17 April، 2020
Following planning and coordination that took more than four months, the authorities secured the exit of an armed group from al-Tanf area near the Syrian-Iraqi borders, with the militants handing over their weapons and vehicles to the Syrian Arab Army.
A source from the authorities involved in this process told SANA’s reporter that 28 militants and 6 drivers from the so-called “Jaish Maghawir al-Thawra” group, which works under the supervision of the US occupation forces, arrived at Palmyra city where they handed over all their weapons and equipment to take advantage of the amnesty decrees.
The source said 8 vehicles, some of which are equipped with heavy machineguns, have been turned in, in addition to 5 machineguns, 3 sniper rifles, 7 M16 rifles, 8 Russian rifles, 2 RPG launchers, and a grenade launcher, along with assorted ammo, regular and night-vision binoculars, and communication devices.

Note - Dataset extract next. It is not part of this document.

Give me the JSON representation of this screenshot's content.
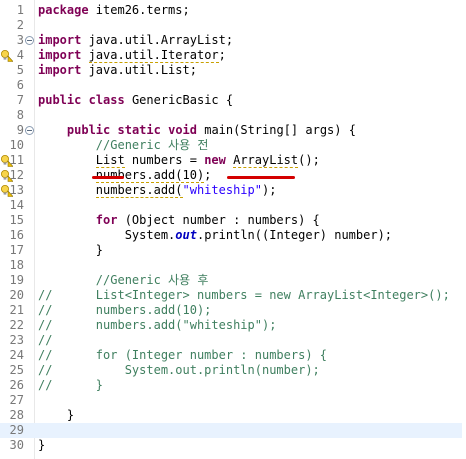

Ghannam Samir al-Khedair, aka Abu Hamza, who was the leader of the group, told SANA’s reporter that he and his fellow militants had been displaced from the east of Sweida to Daraa by Daesh (ISIS), and after that they went to Jordan and trained there after coordinating with the leader of “Ahrar al-Ashaer,” and then they were sent to operate at al-Rukban Camp.
He said that at one point, they discovered that most of relief supplies were being sold to Daesh, and after joining “Jaish Maghawir al-Thawra” they discovered that this group also supports Daesh, so they no longer trusted any of the groups and decided to turn themselves over to the Syrian Army.
Al-Khedair said that there are other armed groups in al-Tanf that want to turn themselves over, but they’re waiting for a suitable opportunity, noting that he and his group came under attack when they left the area.
For his part, Khaled Samir al-Khedair, who was a member of a recon team in al-Tanf, said there are several groups armed with high-tech weapons and drones that are being trained by the US occupation in al-Tanf area, and these groups are tasked with attacking Syrian Arab Army sites, petroleum and gas fields, and infrastructure.
Salah Rashid al-Zaher, aka Abu Odai, said that while he was at al-Tanf base, he saw military vehicles transporting militants from al-Rukban to the base to receive training, and afterwards they would be sent to other areas to carry out acts of sabotage against oil and gas wells and army positions.
He also said that while he was in al-Rukban camp, he saw that large amounts of aid would be delivered to the camp, but most of it ended up being sent to Daesh by armed groups affiliated with the US forces, while other amounts were handed over to certain individuals who would sell it at exuberant prices to displaced people in the camp.